Blame can be shared.
I can blame Biden for committing a crime against humanity by arming Israel, instead of doing the human thing and letting the electoral chips fall where they may. I’m not convinced it would have been the winning strategy in the election that you think it would have been, since there are a lot of voters in the US who are perfectly comfortable with killing Palestinians because they don’t really understand what the nature of the conflict is, and would see any arms embargo as betrayal of Israel in their time of need after suffering a horrific attack.
I can also apportion some blame to the voters who doomed Palestine, I think irrevocably, by letting Trump get elected. They can all be responsible for what’s about to unfold.
I’m definitely blaming the people who organized the “uncommitted” movement. That’s different from the voters. I keep saying the first one, and you keep bringing it back to the second one. This particular example of one person who’s personally responsible for pursuing and advocating a counterproductive strategy which will hurt the Palestinians, yes, I can definitely blame.

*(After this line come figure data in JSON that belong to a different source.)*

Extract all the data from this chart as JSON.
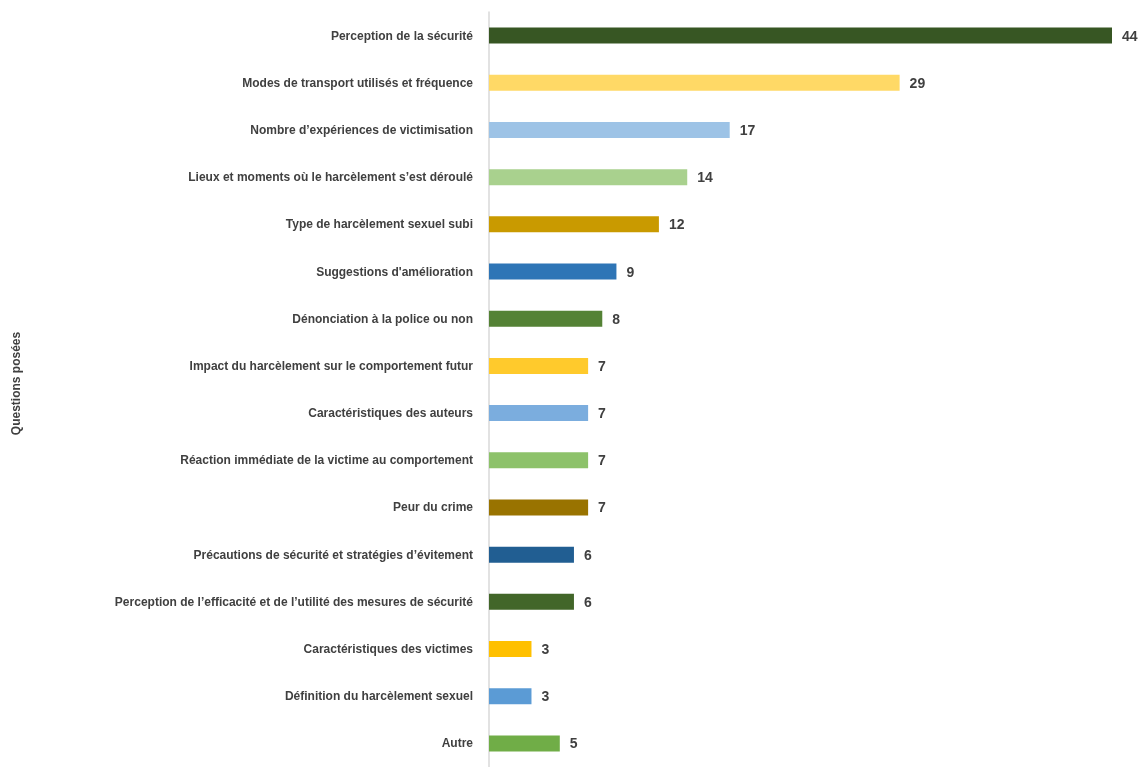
{
  "chart_data": {
    "type": "bar",
    "orientation": "horizontal",
    "annotations": [
      "Questions posées"
    ],
    "categories": [
      "Perception de la sécurité",
      "Modes de transport utilisés et fréquence",
      "Nombre d’expériences de victimisation",
      "Lieux et moments où le harcèlement s’est déroulé",
      "Type de harcèlement sexuel subi",
      "Suggestions d'amélioration",
      "Dénonciation à la police ou non",
      "Impact du harcèlement sur le comportement futur",
      "Caractéristiques des auteurs",
      "Réaction immédiate de la victime au comportement",
      "Peur du crime",
      "Précautions de sécurité et stratégies d’évitement",
      "Perception de l’efficacité et de l’utilité des mesures de sécurité",
      "Caractéristiques des victimes",
      "Définition du harcèlement sexuel",
      "Autre"
    ],
    "values": [
      44,
      29,
      17,
      14,
      12,
      9,
      8,
      7,
      7,
      7,
      7,
      6,
      6,
      3,
      3,
      5
    ],
    "colors": [
      "#375623",
      "#ffd966",
      "#9dc3e6",
      "#a9d18e",
      "#c99a00",
      "#2e75b6",
      "#548235",
      "#ffca2c",
      "#7badde",
      "#8dc26a",
      "#997300",
      "#215e92",
      "#426629",
      "#ffc000",
      "#5b9bd5",
      "#70ad47"
    ],
    "data_labels": true,
    "grid": false
  }
}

Alawieh was at least saying Trump would be worse, by the end of the campaign, but there were other co-founders who weren’t even saying that, who were recommending leaving the line blank or voting for Jill Stein. Well, they got their wish! Kamala didn’t win. Now, probably millions of people are going to die because of it. It’s not a game.
The uncommitted movement was at least 1.5 million people in the general election, enough to win the swing states but not enough to explain the 10-20 million Americans that were not convinced by Harris’ Campaign to go out of their way to vote. That shows that there were many other issues with her campaign. She did not address the material needs of the working class, she ran to the right on immigration and American Jingoism, and ran another neoliberal platform of ‘nothing will fundamentally change’ when people are angry at our failing institutions and desperate for change.
If I have cancer, and the doctor tells me about a treatment but isn’t persuasive enough about it, and I ignore them, and now I’m going to die, is that the doctor’s fault?
You’re holding Kamala responsible for three decades of Democrats ignoring the working class, and for Biden’s policies, and for a huge amount of misinformation attacking her about the economy or whatever to people who then bought it. Okay, sure. If she had been more persuasive or had better messaging, it might have helped. That doesn’t change the fact that if people had voted differently, that definitely would have helped.
I’m not interested in echoing our points at each other indefinitely.
I’m sure she would have gained some number of “uncommitted” voters by verbally coming out against Israel’s actions. I’m saying there are other voters she would have lost.
I keep acknowledging that Biden deserves blame for his horrible Israel policy. You keep insisting that that represents “division” and “blaming,” because I’m not willing to also assign the exact same blame to Kamala Harris, exclusively, and hold the voters completely blameless on their side.
This will be my last message on the topic, since you seem to want to keep repeating your same arguments. I just wanted to clear up those two points.